Chad Kilgore (born August 8, 1989) is an American former professional football linebacker. He played college football at Northwest Missouri State University. He was a member of the Oakland Raiders, Sacramento Mountain Lions, Saskatchewan Roughriders and Kansas City Chiefs.

==Early life==
Kilgore played high school football at Excelsior Springs High School in Excelsior Springs, Missouri. He was a first-team all-state linebacker, first-team all-district and all-conference linebacker and running back. He was also a team captain for the Tigers. He earned all-state, all-district and all-conference honors as a linebacker in 2006.

==College career==
Kilgore played football for the Northwest Missouri State Bearcats. He was named defensive MVP of the Bearcats as a junior. Kilgore was named first-team All-MIAA as a sophomore. He was also named Redshirt Freshman of the Year. He finished his college career with 392 tackles, 21.5 tackles for loss, 21 pass knockdowns, five forced fumbles, five interceptions, and 5.5 quarterback sacks.

==Professional career==
Kilgore was signed by the Oakland Raiders of the National Football League (NFL) on July 29, 2012 after going undrafted in the 2012 NFL draft. He was released by the Raiders on August 31, 2012.
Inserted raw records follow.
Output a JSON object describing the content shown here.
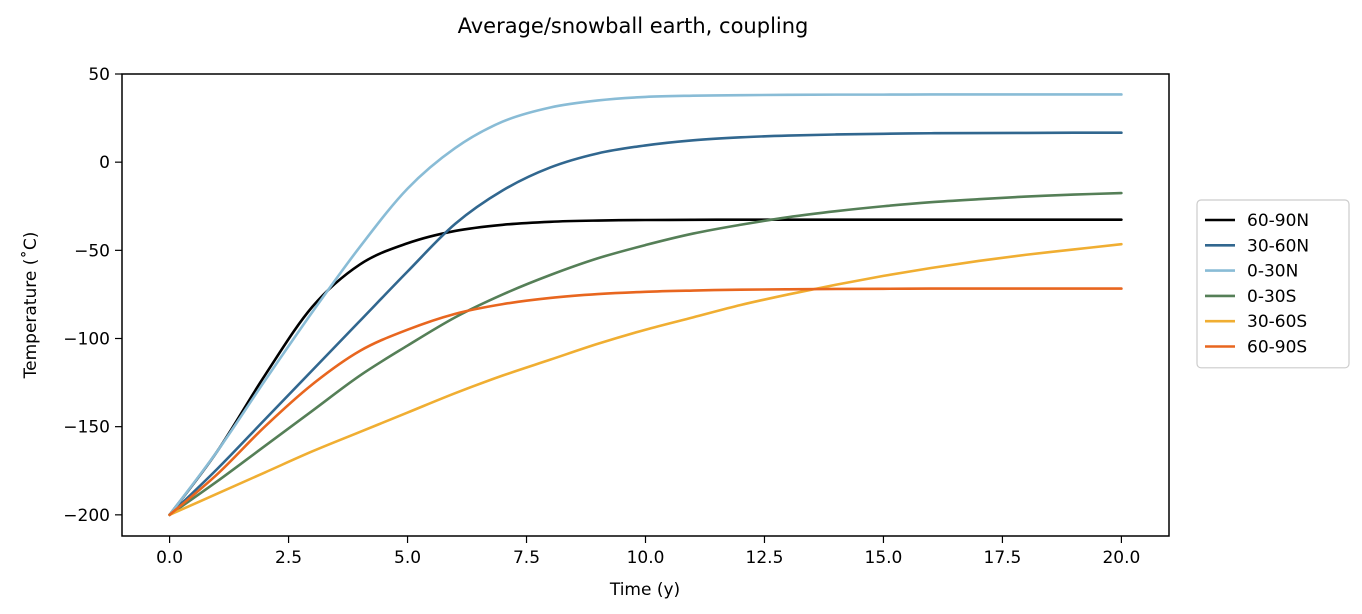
{
  "chart_data": {
    "type": "line",
    "title": "Average/snowball earth, coupling",
    "xlabel": "Time (y)",
    "ylabel": "Temperature (˚C)",
    "xlim": [
      -1.0,
      21.0
    ],
    "ylim": [
      -212,
      50
    ],
    "xticks": [
      0.0,
      2.5,
      5.0,
      7.5,
      10.0,
      12.5,
      15.0,
      17.5,
      20.0
    ],
    "xtick_labels": [
      "0.0",
      "2.5",
      "5.0",
      "7.5",
      "10.0",
      "12.5",
      "15.0",
      "17.5",
      "20.0"
    ],
    "yticks": [
      50,
      0,
      -50,
      -100,
      -150,
      -200
    ],
    "ytick_labels": [
      "50",
      "0",
      "−50",
      "−100",
      "−150",
      "−200"
    ],
    "grid": false,
    "legend_position": "outside right",
    "x": [
      0,
      1,
      2,
      3,
      4,
      5,
      6,
      7,
      8,
      9,
      10,
      11,
      12,
      13,
      14,
      15,
      16,
      17,
      18,
      19,
      20
    ],
    "series": [
      {
        "name": "60-90N",
        "color": "#000000",
        "values": [
          -200,
          -164,
          -121,
          -82,
          -58,
          -46,
          -39,
          -35.5,
          -33.8,
          -33.1,
          -32.8,
          -32.7,
          -32.6,
          -32.6,
          -32.6,
          -32.6,
          -32.6,
          -32.6,
          -32.6,
          -32.6,
          -32.6
        ]
      },
      {
        "name": "30-60N",
        "color": "#31678f",
        "values": [
          -200,
          -174,
          -146,
          -118,
          -90,
          -62,
          -35,
          -16,
          -3,
          5,
          9.5,
          12.4,
          14.1,
          15.1,
          15.7,
          16.1,
          16.4,
          16.5,
          16.6,
          16.7,
          16.7
        ]
      },
      {
        "name": "0-30N",
        "color": "#89bcd6",
        "values": [
          -200,
          -164,
          -124,
          -85,
          -48,
          -15,
          8,
          23,
          31,
          35,
          37,
          37.7,
          38,
          38.2,
          38.3,
          38.3,
          38.4,
          38.4,
          38.4,
          38.4,
          38.4
        ]
      },
      {
        "name": "0-30S",
        "color": "#557f57",
        "values": [
          -200,
          -181,
          -161,
          -141,
          -121,
          -104,
          -88,
          -75,
          -64,
          -54.5,
          -47,
          -40.5,
          -35.5,
          -31.2,
          -27.8,
          -25,
          -22.7,
          -21,
          -19.5,
          -18.4,
          -17.5
        ]
      },
      {
        "name": "30-60S",
        "color": "#f0ae32",
        "values": [
          -200,
          -188,
          -176,
          -164,
          -153,
          -142,
          -131,
          -121,
          -112,
          -103,
          -95,
          -88,
          -81,
          -75,
          -69.5,
          -64.5,
          -60,
          -56,
          -52.5,
          -49.5,
          -46.5
        ]
      },
      {
        "name": "60-90S",
        "color": "#e8661f",
        "values": [
          -200,
          -177,
          -150,
          -126,
          -107,
          -95,
          -86,
          -80.5,
          -77,
          -74.8,
          -73.5,
          -72.8,
          -72.3,
          -72.1,
          -71.9,
          -71.8,
          -71.7,
          -71.7,
          -71.7,
          -71.7,
          -71.7
        ]
      }
    ]
  }
}
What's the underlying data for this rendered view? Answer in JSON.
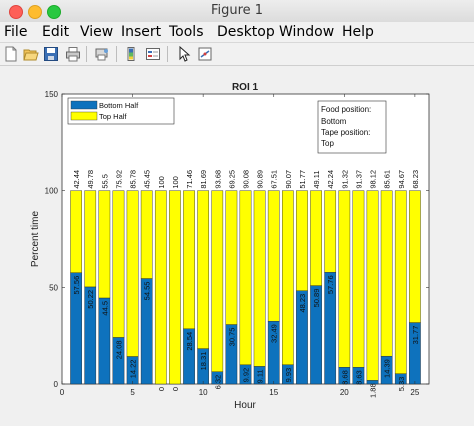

Kilgore spent the 2012 season with the Sacramento Mountain Lions of the United Football League. The 2012 season was halted early due to league financial difficulties, and Kilgore said it was obvious that there were money problems with the league. He said that the "whole demeanor of the team was, 'This is a joke.'"

Kilgore signed with the Saskatchewan Roughriders of the Canadian Football League (CFL) in December 2012. He was signed by the NFL's Kansas City Chiefs on March 27, 2013. He approached Saskatchewan leadership about getting out of his contract. Kilgore said they "were extremely cool about it" and indicated that the Roughriders would like to have him rejoin the team if he did not succeed in the NFL. He was released by the Chiefs on August 14, 2013. Upon his release, Kilgore was described as having been a longshot to make the roster. He was waived in order to clear roster space for cornerback Kennard Cox.

Kilgore signed with the Roughriders on March 6, 2014. He suffered a broken thumb in a June 2014 preseason game and the team placed him on the six-game injured list. He was released by the Roughriders on August 7, 2015.